- DVD cover
- Directed by: Amma Rajashekhar
- Written by: Boopathy Pandian
- Based on: Thiruvilaiyaadal Aarambam (Tamil)
- Produced by: Parachuri Shivarama Prasad
- Starring: Nithiin; Sadha; Sayaji Shinde;
- Cinematography: Santosh Srinivas
- Edited by: Gautham Raju
- Music by: Chakri
- Production company: United Movies
- Release date: 23 November 2007;
- Country: India
- Language: Telugu

= Takkari =

Takkari is a 2007 Indian Telugu-language film directed by Amma Rajashekhar. The film stars Nithiin and Sadha. It is a remake of Tamil language film, Thiruvilaiyaadal Aarambam. The film was later dubbed in Malayalam as Gambler and in Hindi as Meri Ladai in 2008.

==Plot==
Tirupathi (Nithiin) is a brilliant man who wants to become a realtor, much to the chagrin of his father (Chandra Mohan), who doesn't support his goal. Eventually Tirupati wins the heart of a rich girl, Priya (Sadha), sister of a business tycoon and villainous Guru (Sayaji Shinde). He realizes his ambition in real estate. The Guru wants him to drop his sister; Tirupati in return demands money. The villain gives him a cheque from a dubious bank. However, Tirupathi gets his money as he blackmails the heroine's brother, threatening to expose some photos. The villain also plans an IT raid on Tirupathi's companies. However, that plan backfires. Then Guru tries to get his sister married to another, but the hero marries her.
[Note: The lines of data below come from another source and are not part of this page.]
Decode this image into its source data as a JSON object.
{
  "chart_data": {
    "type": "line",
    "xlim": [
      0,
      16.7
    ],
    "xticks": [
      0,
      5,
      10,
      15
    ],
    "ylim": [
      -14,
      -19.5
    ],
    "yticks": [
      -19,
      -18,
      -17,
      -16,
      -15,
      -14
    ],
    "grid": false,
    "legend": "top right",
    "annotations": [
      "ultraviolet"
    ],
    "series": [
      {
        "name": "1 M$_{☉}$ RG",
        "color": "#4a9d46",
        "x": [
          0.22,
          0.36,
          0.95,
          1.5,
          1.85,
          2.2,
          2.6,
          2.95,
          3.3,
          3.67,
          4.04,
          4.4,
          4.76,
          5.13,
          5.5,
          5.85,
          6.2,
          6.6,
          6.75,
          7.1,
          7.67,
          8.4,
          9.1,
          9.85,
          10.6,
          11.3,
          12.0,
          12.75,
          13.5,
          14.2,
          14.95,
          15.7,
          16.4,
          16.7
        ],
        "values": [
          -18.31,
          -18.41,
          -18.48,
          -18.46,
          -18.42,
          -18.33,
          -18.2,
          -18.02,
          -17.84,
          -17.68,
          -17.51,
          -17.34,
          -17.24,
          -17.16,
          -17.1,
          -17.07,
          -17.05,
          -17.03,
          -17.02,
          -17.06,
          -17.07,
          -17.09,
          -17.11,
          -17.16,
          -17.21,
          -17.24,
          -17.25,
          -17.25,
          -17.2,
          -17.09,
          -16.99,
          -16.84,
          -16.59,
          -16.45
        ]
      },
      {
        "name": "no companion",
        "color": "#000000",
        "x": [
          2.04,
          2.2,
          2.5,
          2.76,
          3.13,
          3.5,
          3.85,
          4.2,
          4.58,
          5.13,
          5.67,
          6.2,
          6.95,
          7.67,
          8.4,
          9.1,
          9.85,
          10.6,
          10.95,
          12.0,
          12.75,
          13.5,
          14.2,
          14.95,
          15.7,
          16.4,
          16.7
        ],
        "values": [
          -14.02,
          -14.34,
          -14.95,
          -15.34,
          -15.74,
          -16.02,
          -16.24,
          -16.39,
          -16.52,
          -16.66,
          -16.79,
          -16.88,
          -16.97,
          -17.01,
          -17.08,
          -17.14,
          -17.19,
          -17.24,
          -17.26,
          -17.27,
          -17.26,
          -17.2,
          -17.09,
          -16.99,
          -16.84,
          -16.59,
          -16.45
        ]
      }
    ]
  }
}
The story ends with Tirupathi returning all the money taken from the Guru, who finally accepts the marriage.

==Soundtrack==

The soundtrack of the film was composed by Chakri.

Track-list
| No. | Title | Singer(s) | Length |
|---|---|---|---|
| 1. | "Ammi Ammi" | Chakri, Sai Shivani | 5:36 |
| 2. | "Kobbari Kobbari" | Chakri, Kousalya | 5:13 |
| 3. | "Yelele Yelele" | Zubeen Garg, Revathi | 4:37 |
| 4. | "Yelele Yelele 2" | Chakri, Revathi | 4:39 |
| 5. | "Nacho Nacho" | Ravi Varma | 4:17 |
| 6. | "Aa Aa Aa" | Naveen Madhav, Kousalya | 4:28 |

==Reception==
Y. Sunita Chowdary of The Hindu noted that "Takkari looks to be exactly what it promises to be-Nitin’s return to form".